The Bases Conversion and Development Authority (BCDA) has scored a legal victory anew, after the Office of the Ombudsman dismissed the criminal and administrative complaints filed by lawyer Howard Calleja against BCDA President and Chief Executive Officer (CEO) Arnel Paciano Casanova.
“We applaud the Ombudsman’s Office for their fair and speedy resolution of this issue,” Casanova said.
Calleja argued in his complaint that Casanova should be charged with usurpation of authority, a criminal case, as well as an administrative case of dishonesty and grave misconduct, for performing as the BCDA president, since the BCDA charter stipulates that the agency’s chairman of the board should also be its president. He said that when the position was split between Casanova and then-Chairman Felicito Payumo in April 2011, the law was violated.
The criminal complaint was dismissed because of lack of probable cause, while the administrative complaint was junked because of lack of substantial evidence.
In its Joint Resolution, the Ombudsman said that there is no probable cause to file the criminal charges against Casanova, since “it is clear from the appointment letter dated April 07, 2011 issued by Malacañang Palace . . . that [Casanova] was duly appointed as president and CEO of the BCDA. Thus, respondent Casanova is clothed with the color of title and cannot be considered a ‘usurper.’”
The Resolution also stated that “although complainant contends that such appointment is illegal, until and unless a court of justice exercises its power of judicial review in a proper proceeding and declares the act of appointment by the President of the Philippines as illegal, such executive act enjoys the presumption of validity.”
It went on to say that “for the same reasons as discussed above, this Office finds no substantial evidence to sanction” Casanova for the administrative complaint.
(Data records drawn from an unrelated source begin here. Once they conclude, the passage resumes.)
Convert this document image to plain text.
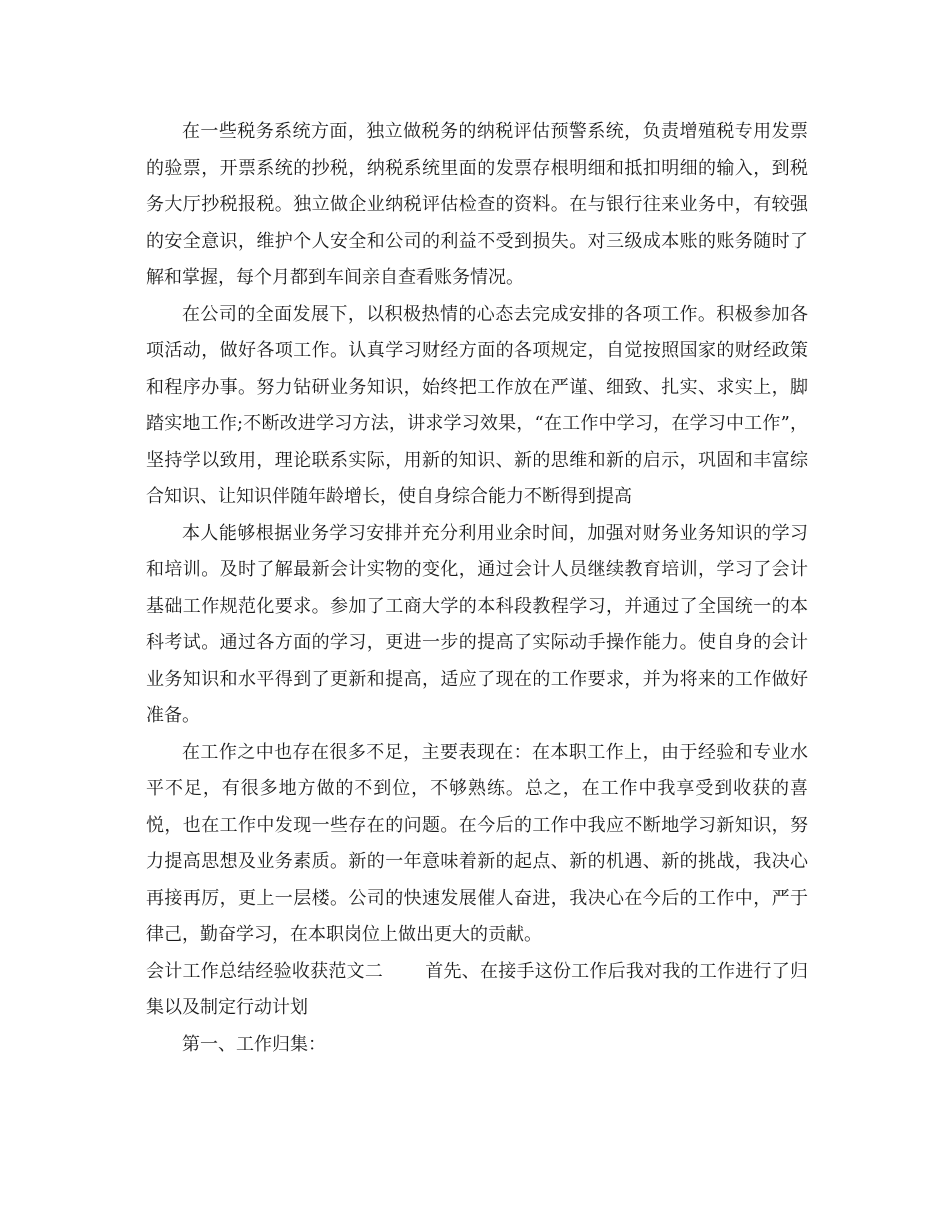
在一些税务系统方面，独立做税务的纳税评估预警系统，负责增殖税专用发票的验票，开票系统的抄税，纳税系统里面的发票存根明细和抵扣明细的输入，到税务大厅抄税报税。独立做企业纳税评估检查的资料。在与银行往来业务中，有较强的安全意识，维护个人安全和公司的利益不受到损失。对三级成本账的账务随时了解和掌握，每个月都到车间亲自查看账务情况。

在公司的全面发展下，以积极热情的心态去完成安排的各项工作。积极参加各项活动，做好各项工作。认真学习财经方面的各项规定，自觉按照国家的财经政策和程序办事。努力钻研业务知识，始终把工作放在严谨、细致、扎实、求实上，脚踏实地工作;不断改进学习方法，讲求学习效果，“在工作中学习，在学习中工作”，坚持学以致用，理论联系实际，用新的知识、新的思维和新的启示，巩固和丰富综合知识、让知识伴随年龄增长，使自身综合能力不断得到提高

本人能够根据业务学习安排并充分利用业余时间，加强对财务业务知识的学习和培训。及时了解最新会计实物的变化，通过会计人员继续教育培训，学习了会计基础工作规范化要求。参加了工商大学的本科段教程学习，并通过了全国统一的本科考试。通过各方面的学习，更进一步的提高了实际动手操作能力。使自身的会计业务知识和水平得到了更新和提高，适应了现在的工作要求，并为将来的工作做好准备。

在工作之中也存在很多不足，主要表现在：在本职工作上，由于经验和专业水平不足，有很多地方做的不到位，不够熟练。总之，在工作中我享受到收获的喜悦，也在工作中发现一些存在的问题。在今后的工作中我应不断地学习新知识，努力提高思想及业务素质。新的一年意味着新的起点、新的机遇、新的挑战，我决心再接再厉，更上一层楼。公司的快速发展催人奋进，我决心在今后的工作中，严于律己，勤奋学习，在本职岗位上做出更大的贡献。

会计工作总结经验收获范文二 首先、在接手这份工作后我对我的工作进行了归集以及制定行动计划

第一、工作归集：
Casanova said that he and the BCDA will “not run away from any complaints or cases lobbied against us. We are firm practitioners of transparency and good governance, so we have nothing to hide.”
Calleja led informal settlers
Calleja represented retired Col. Benjamin Zabat, president of the Consular Area Residents Association Inc. (Carai), who led a group of informal settlers in its dispute against the BCDA. The group has been among the occupants of a 35.5-ha portion of government-owned land in Fort Bonifacio known as the Jusmag, on which the BCDA has sole administrative jurisdiction.
The Consular area, where Zabat resides, was not included in the dismantling operations at the Jusmag property.
The BCDA invoked its right on the land in 2012 to give way to the development of the property. This was met with fierce resistance by Zabat and his group, who refused to vacate the property. Eventually, the families which have been rallied by Zabat also vacated the area.
BCDA ‘will not be deterred’
“Considering who Atty. Calleja is working for, it is clear what his motive for filing those criminal and administrative cases are,” Casanova added. “He is trying to undermine and question the authority of our office. But as made clear by the Ombudsman’s resolution, he has failed in his attempt.”